Surety Bond Information
 
 
On May 18th, 2006 the Surety Association of America (abbreviated SAA) officially changed their name to The Surety and Fidelity Association of America, or the SFAA.  This is significant in that fact that despite the fact that the association has always been involved in both surety and fidelity bonds, they feel it is necessary to clarify that there is in fact a difference between the two.
 
It is widely assumed that fidelity bonds are in fact a surety bond.  This is assumption is exacerbated by the fact that agencies that offer surety bonds also offer fidelity bonds.  The vast number of surety bonds helps to contribute to this misunderstanding.
 
To clarify, lets look at the definition of what a surety bond is: A surety bond is a three party agreement involving a principal (the person or entity that will be performing the contractual obligation), obligee (the person or entity that will be receiving the obligation), and the surety (the organization the ensures the principle will perform all obligations of the contract). For more information on surety bonds, their types, and uses, visit this frequently asked question page.
 
In short, the surety is guaranteeing that the contractor will perform all duties of the contract on time and to full standards.  Should this not occur, the surety will see the project to the end and compensate for any losses.  One thing to be very clear of is that traditional underwriting of surety bonds is done with the intention of a 0% loss ratio.  The purposes of surety bonds are to allow companies to bid/work without having any of their assets frozen in the bank (irrevocable letter of credit).    
 
The definition of a fidelity bonds is as follows: A fidelity bond is a form of protection that covers “the bonded” (policyholders) for any losses that they may incur as a result of fraudulent acts by specified individuals. It usually insures a business for losses caused by the dishonest or criminal acts of its employees.

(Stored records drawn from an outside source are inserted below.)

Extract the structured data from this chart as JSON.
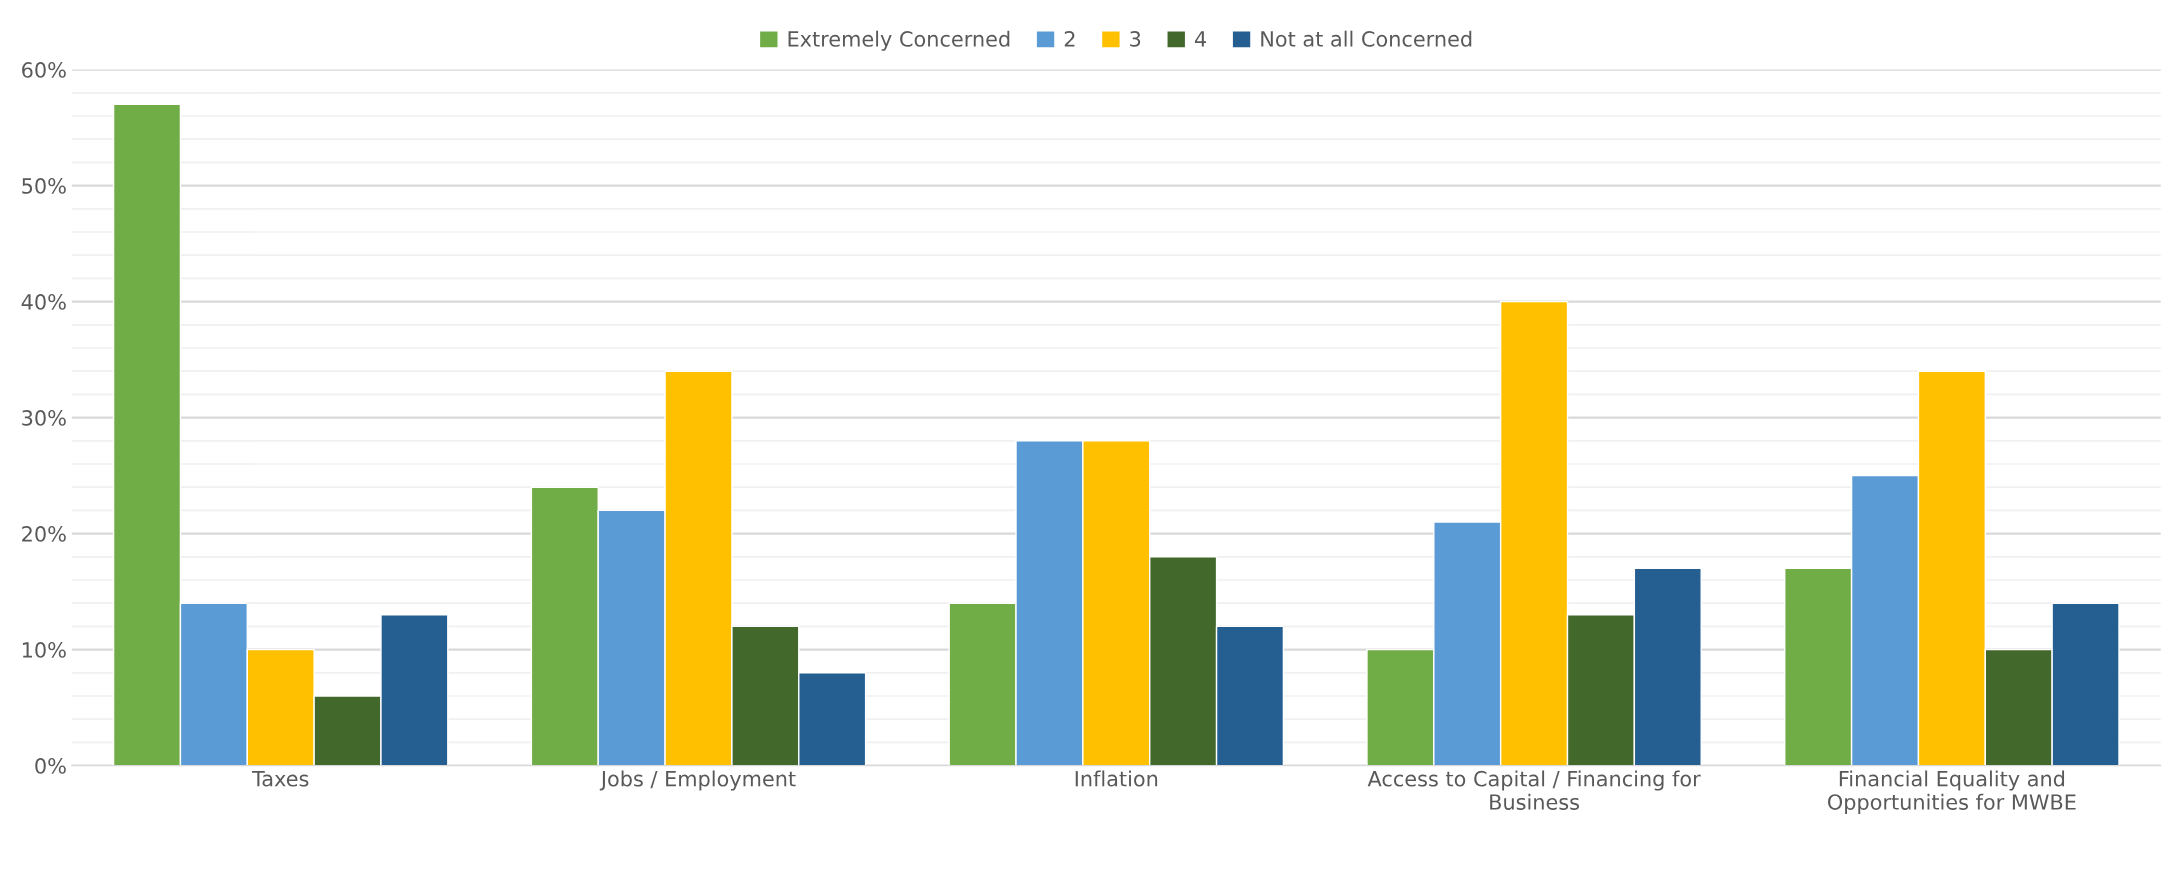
{
  "chart_data": {
    "type": "bar",
    "categories": [
      "Taxes",
      "Jobs / Employment",
      "Inflation",
      "Access to Capital / Financing for Business",
      "Financial Equality and Opportunities for MWBE"
    ],
    "series": [
      {
        "name": "Extremely Concerned",
        "color": "#70ad47",
        "values": [
          57,
          24,
          14,
          10,
          17
        ]
      },
      {
        "name": "2",
        "color": "#5b9bd5",
        "values": [
          14,
          22,
          28,
          21,
          25
        ]
      },
      {
        "name": "3",
        "color": "#ffc000",
        "values": [
          10,
          34,
          28,
          40,
          34
        ]
      },
      {
        "name": "4",
        "color": "#43682b",
        "values": [
          6,
          12,
          18,
          13,
          10
        ]
      },
      {
        "name": "Not at all Concerned",
        "color": "#255e91",
        "values": [
          13,
          8,
          12,
          17,
          14
        ]
      }
    ],
    "ylim": [
      0,
      60
    ],
    "yticks": [
      {
        "value": 0,
        "label": "0%"
      },
      {
        "value": 2,
        "label": null
      },
      {
        "value": 4,
        "label": null
      },
      {
        "value": 6,
        "label": null
      },
      {
        "value": 8,
        "label": null
      },
      {
        "value": 10,
        "label": "10%"
      },
      {
        "value": 12,
        "label": null
      },
      {
        "value": 14,
        "label": null
      },
      {
        "value": 16,
        "label": null
      },
      {
        "value": 18,
        "label": null
      },
      {
        "value": 20,
        "label": "20%"
      },
      {
        "value": 22,
        "label": null
      },
      {
        "value": 24,
        "label": null
      },
      {
        "value": 26,
        "label": null
      },
      {
        "value": 28,
        "label": null
      },
      {
        "value": 30,
        "label": "30%"
      },
      {
        "value": 32,
        "label": null
      },
      {
        "value": 34,
        "label": null
      },
      {
        "value": 36,
        "label": null
      },
      {
        "value": 38,
        "label": null
      },
      {
        "value": 40,
        "label": "40%"
      },
      {
        "value": 42,
        "label": null
      },
      {
        "value": 44,
        "label": null
      },
      {
        "value": 46,
        "label": null
      },
      {
        "value": 48,
        "label": null
      },
      {
        "value": 50,
        "label": "50%"
      },
      {
        "value": 52,
        "label": null
      },
      {
        "value": 54,
        "label": null
      },
      {
        "value": 56,
        "label": null
      },
      {
        "value": 58,
        "label": null
      },
      {
        "value": 60,
        "label": "60%"
      }
    ],
    "grid": "y",
    "legend": "top"
  }
}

While bond may be in the name, this obligation is actually an insurance policy to protect an employer.  Also with Fidelity Bonds there are only two parties, the principle and the carrier.
 
Hopefully this name change, along with the articles it has spurred, brings clarity to those who are in the market for either surety or fidelity bonds.  
 
 
Surety Association of America, or SAA:
The Surety & Fidelity Association of America  is a trade association consisting of companies that collectively write the majority of surety and fidelity bonds in the United States.